In his ruling, Williams said that “no evidence was presented that the defendant knew or should have known of the acute distress Mr. Gray may have been in at that time.” Later he ruled, “the Court finds that there is insufficient evidence that the defendant gave or intended to give Mr. Gray a rough ride…there has been no credible evidence presented at this trial that the defendant intended for any crime to happen.”

Eldridge reminded that the judge “was a prosecutor in Baltimore City. He’s saying, ‘not only did you lie during discovery, but I had to ask five or six times to have it now, but you didn’t have a scintilla of the evidence you said you did.'” He said there was no evidence of a “rough ride,” and that prosecutors “still have no idea when the injury occurred.”

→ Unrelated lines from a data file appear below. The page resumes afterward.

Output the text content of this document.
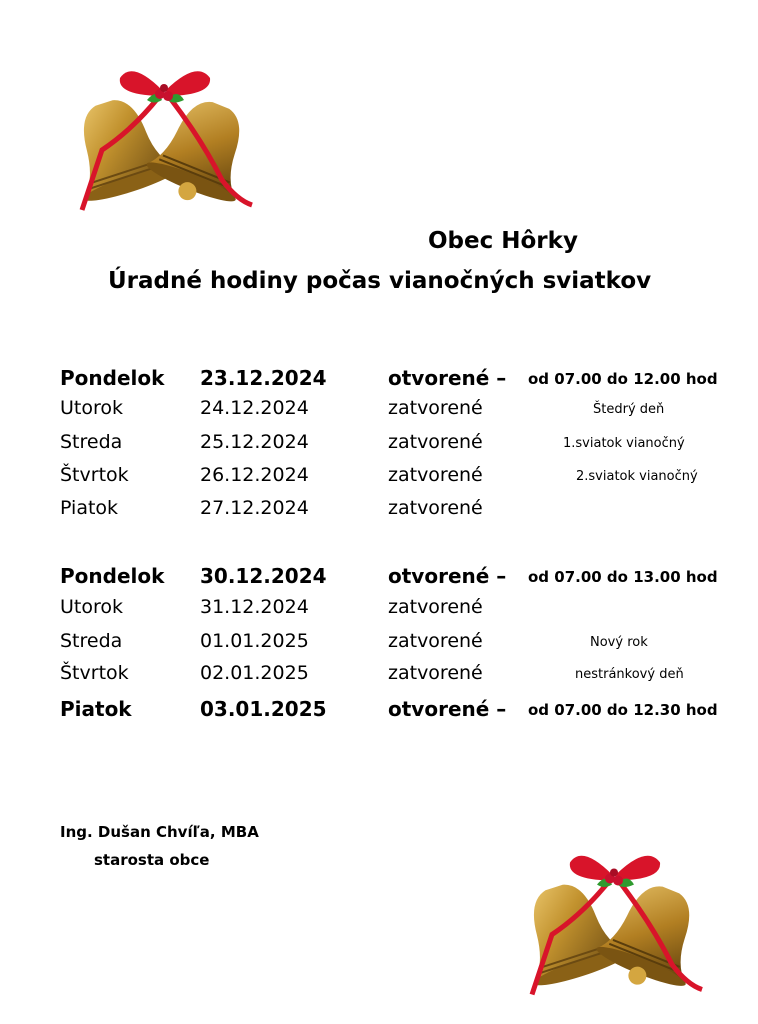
Obec Hôrky
Úradné hodiny počas vianočných sviatkov
Pondelok 23.12.2024	otvorené – od 07.00 do 12.00 hod
Utorok	24.12.2024	zatvorené	Štedrý deň
Streda	25.12.2024	zatvorené	1.sviatok vianočný
Štvrtok	26.12.2024	zatvorené	2.sviatok vianočný
Piatok	27.12.2024	zatvorené
Pondelok 30.12.2024	otvorené – od 07.00 do 13.00 hod
Utorok	31.12.2024	zatvorené
Streda	01.01.2025	zatvorené	Nový rok
Štvrtok	02.01.2025	zatvorené	nestránkový deň
Piatok	03.01.2025	otvorené – od 07.00 do 12.30 hod
Ing. Dušan Chvíľa, MBA
starosta obce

State’s attorney Mosby faces a difficult choice now. Dismissing charges against the remaining four officers could set off the civil unrest she presumably forestalled by charging them less than two weeks after Gray’s death. But proceeding with four more trials after losing two and getting a hung jury on a third would probably be seen as unfair by the police and legal community, and further poison the relationship between her prosecutors and the city police, who must work together on every other case in the city every day.

“I don’t think this office has the wisdom to make that decision,” Eldridge said. “What’s sad is I worked there. I worked with Mosby. This is her youthful inexperience shining through. They’ve lost 50 experienced state’s attorneys since she’s been there, and crime in Baltimore has skyrocketed.”